We should never put questions of human rights to an opinion poll. Senator Richard di Natale, Facebook, August 2016
This statement by the Greens leader rests on a distinction between values which justify rights and a popular opinion of what these values require. Values are the abstract standards by which we judge opinions as good or bad, right or wrong whereas opinions - however strident or popular - are not a standard of any kind, just another fact about human nature.
Those who treat rights as a matter of counting heads forget they are in essence anti-majoritarian claims. For if rights are required by values such as justice, humanity and human dignity, their rationale must be to uphold these values against popular opinion as well as the policies of those in power - both may be based on prejudice, ignorance or self-interest.
If things were otherwise we would lose our rights whenever public opinion is unfavorable. In politics it would mean a majority could, in the name of democracy, outlaw minority parties, confiscate their property, imprison members and execute leaders, as has occurred in Egypt in recent years.
It follows that to take rights seriously one must argue for them, and for the laws or actions they require, by appealing to the values in point, not to the opinions of other people, however numerous or distinguished. It means that judgments about rights are intrinsically personal - that they cannot be delegated to anyone else, not even a majority.
This feature adds a special dimension to the debate whether the issue of same-sex marriage should be decided by a plebiscite or parliament. It means those who vote, whether as citizens or as representatives, must act on their own judgment and conscience, regardless of popular opinion, doctrines of party unity and the views of party leaders.
Many politicians have a different view. They think democracy means doing what most people want. But this is, surely, a misunderstanding - democratic theory says only that the majority has a stronger right to make the laws than anyone else - it does not say the laws a majority makes are for that reason moral. That will depend on the values of the community and judgments of values are, as noted, inherently personal.
Turning now to this preliminary debate, politics commentator Samantha Maiden, writing in the Hobart Mercury on August 21, summed up the likely effect of Labor's plan to pre-empt the plebiscite by introducing laws in Parliament to legalise same-sex marriage. It will, she explains, be a 'big call'.

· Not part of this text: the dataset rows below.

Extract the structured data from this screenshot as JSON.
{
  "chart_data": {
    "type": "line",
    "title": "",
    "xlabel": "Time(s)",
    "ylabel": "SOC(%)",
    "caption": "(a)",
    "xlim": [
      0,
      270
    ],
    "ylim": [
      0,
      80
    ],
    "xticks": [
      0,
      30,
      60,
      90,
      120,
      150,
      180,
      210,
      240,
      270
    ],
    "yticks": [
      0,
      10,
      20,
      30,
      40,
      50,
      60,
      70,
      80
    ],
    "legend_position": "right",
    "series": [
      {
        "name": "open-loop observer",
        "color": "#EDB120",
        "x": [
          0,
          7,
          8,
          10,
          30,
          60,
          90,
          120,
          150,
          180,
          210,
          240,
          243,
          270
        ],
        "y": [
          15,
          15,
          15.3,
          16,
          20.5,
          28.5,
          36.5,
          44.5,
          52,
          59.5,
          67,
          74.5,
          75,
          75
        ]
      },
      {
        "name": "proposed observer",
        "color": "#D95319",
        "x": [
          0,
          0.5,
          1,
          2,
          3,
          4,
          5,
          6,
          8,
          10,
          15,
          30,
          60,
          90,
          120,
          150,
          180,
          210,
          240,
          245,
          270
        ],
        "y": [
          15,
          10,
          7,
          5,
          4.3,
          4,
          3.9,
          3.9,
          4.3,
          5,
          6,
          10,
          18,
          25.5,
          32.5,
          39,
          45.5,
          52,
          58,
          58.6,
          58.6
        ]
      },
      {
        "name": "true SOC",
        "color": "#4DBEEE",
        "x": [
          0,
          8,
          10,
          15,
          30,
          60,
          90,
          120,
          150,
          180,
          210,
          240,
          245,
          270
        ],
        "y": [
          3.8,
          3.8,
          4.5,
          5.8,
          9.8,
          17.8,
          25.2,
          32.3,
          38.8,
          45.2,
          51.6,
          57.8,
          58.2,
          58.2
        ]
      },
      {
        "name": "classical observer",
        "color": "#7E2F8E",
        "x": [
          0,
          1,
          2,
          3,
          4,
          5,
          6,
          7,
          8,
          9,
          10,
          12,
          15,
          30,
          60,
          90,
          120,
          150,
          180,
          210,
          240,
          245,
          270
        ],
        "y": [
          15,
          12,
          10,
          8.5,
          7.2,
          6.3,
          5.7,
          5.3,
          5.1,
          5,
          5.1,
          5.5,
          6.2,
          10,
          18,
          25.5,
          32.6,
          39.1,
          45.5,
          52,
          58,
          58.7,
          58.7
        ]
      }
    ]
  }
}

"The Coalition holds 76 seats in the 150-seat House of Representatives with Labor, the Greens and the independents commanding 74 votes combined. They would need two Liberal MPs to cross the floor … to pass the legislation, an unlikely quest."
Maiden may well be right, but she assumes no reasonable person could expect Liberals to take a principled stand, rather than vote the party line. This is despite the fact that many believe Parliament should treat this as an important issue of principle, and for the reasons recently invoked by Michael Kirby, a distinguished former High Court Judge, on Fran Kelly's ABC Breakfast Program.
Those who seek to apportion blame for the impasse need to distinguish party unity from the Westminster doctrine of joint cabinet responsibility, to which the Prime Minister is firmly committed. He sees this as requiring ministers, including himself, to defend Cabinet policy, that is, the policy of a consensus or majority. A minister who thinks this policy is wrong and wishes to say so must first resign.
When Turnbull defeated Abbott it was clear he disagreed with many social and economic policies the Cabinet had pursued under Abbott's conservative leadership, and no one outside the discussions knows which if any he promised to continue. What is clear, however, is that he saw himself as bound by the Westminster doctrine to support those policies he could not persuade front-benchers to change.